Use the pdfcompare tool, despite it not having been updated past Python 2 WITH THIS ONE WEIRD TRICK!
-
Install Docker and docker-compose on your distribution.
- OpenSUSE/SLES:
sudo zypper install docker python3-docker-compose
- OpenSUSE/SLES:
-
Clone this repository:
git clone https://github.com/openSUSE/pdfcompare2docker
On the first run, Docker needs to download a container with an installation of pdfcompare
on openSUSE Leap 15.1.
This means, you need:
- Make sure you have at least 400 MB of space on your root partition left
- Make sure you have internet access
- Either have the root password of your machine at the ready or add your user account to the
docker
group (after adding your user account to the group you need to log out and back in again before the group change is applied) - The
docker
service must be running:sudo systemctl start docker
- In a terminal, go to the cloned directory.

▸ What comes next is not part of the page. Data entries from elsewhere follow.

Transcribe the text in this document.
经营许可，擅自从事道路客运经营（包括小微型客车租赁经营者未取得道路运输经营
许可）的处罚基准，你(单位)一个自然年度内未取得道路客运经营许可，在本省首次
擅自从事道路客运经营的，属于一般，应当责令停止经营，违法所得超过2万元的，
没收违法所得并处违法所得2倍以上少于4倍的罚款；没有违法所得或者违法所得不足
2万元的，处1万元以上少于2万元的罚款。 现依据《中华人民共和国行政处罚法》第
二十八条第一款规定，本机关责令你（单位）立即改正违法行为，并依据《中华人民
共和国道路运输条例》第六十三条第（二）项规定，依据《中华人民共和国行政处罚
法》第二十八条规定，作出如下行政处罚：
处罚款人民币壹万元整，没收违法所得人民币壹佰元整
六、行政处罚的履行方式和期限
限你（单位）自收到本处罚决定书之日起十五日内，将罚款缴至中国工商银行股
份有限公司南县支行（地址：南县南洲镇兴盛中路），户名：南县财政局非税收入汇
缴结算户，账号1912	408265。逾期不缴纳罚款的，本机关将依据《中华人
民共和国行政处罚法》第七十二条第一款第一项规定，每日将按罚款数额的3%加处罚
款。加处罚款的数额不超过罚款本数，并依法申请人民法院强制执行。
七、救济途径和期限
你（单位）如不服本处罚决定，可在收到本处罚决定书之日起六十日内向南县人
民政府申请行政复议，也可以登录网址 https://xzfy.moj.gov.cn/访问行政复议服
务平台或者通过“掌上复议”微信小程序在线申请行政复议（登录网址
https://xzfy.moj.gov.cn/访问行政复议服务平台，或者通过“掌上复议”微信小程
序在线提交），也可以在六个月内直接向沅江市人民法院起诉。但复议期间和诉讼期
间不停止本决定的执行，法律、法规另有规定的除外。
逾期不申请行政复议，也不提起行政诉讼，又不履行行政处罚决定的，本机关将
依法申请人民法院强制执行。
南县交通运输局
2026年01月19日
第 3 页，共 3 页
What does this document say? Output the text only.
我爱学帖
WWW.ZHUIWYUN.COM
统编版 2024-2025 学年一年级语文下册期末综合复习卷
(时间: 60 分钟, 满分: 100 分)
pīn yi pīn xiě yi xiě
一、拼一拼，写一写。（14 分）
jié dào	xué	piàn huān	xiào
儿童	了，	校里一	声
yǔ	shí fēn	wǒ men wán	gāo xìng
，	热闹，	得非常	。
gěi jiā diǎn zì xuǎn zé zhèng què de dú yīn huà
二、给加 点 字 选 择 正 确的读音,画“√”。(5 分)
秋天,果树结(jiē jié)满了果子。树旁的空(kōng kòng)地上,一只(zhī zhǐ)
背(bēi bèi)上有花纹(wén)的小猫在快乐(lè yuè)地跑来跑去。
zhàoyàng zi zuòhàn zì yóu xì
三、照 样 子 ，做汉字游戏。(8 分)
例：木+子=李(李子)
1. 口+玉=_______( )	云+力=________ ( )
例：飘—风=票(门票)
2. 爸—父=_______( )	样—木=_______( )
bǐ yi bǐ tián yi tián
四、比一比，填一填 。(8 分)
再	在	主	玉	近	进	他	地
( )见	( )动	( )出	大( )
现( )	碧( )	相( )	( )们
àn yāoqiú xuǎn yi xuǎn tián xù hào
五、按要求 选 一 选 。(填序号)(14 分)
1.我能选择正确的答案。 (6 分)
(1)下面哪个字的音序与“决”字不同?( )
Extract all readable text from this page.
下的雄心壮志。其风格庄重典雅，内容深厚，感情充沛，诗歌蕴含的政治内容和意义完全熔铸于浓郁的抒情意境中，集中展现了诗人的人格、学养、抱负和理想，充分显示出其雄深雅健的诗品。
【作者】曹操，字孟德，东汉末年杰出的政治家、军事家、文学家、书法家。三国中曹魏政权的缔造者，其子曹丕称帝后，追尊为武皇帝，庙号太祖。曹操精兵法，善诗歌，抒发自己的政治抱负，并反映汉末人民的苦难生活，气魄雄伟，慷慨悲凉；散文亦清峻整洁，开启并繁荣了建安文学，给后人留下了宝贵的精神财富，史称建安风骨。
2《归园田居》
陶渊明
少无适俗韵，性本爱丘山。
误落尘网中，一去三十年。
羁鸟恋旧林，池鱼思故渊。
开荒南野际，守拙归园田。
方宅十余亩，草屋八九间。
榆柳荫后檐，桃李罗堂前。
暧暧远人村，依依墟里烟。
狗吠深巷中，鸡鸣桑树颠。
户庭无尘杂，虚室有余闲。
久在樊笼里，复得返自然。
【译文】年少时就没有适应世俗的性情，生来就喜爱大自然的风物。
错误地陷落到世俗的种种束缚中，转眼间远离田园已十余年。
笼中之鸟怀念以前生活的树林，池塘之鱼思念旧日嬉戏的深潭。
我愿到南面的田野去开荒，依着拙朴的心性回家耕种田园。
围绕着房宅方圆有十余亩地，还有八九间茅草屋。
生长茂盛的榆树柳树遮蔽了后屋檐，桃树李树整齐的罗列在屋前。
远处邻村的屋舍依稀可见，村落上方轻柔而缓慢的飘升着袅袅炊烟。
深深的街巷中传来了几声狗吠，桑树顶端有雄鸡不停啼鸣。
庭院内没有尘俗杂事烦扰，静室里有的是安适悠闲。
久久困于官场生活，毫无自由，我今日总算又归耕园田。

- Copy both PDFs to the cloned directory:
cp /path/to/PDF1.pdf /path/to/PDF2.pdf .
Make sure none of the files you want to compare is calledoutput.pdf
. - Run
docker-compose
:- If your user account is a member of the
docker
group:docker-compose run pdfcompare PDF1.pdf PDF2.pdf
- If your user account is not a member of the
docker
group:sudo docker-compose run pdfcompare PDF1.pdf PDF2.pdf
- If your user account is a member of the
(Other options of the script are explained by the tool itself, using docker-compose run pdfcompare --help
.)
NOTE: If one of the PDFs you want to diff has an appended .old
or a date like -20220209
(for example, MyBook.pdf-20220209
), pdfcompare
marks all content as changed. Make sure all PDFs have the file extension .pdf
.
- For the container image itself, see Docker Hub.
- For the container definition, see the doc-ci repository.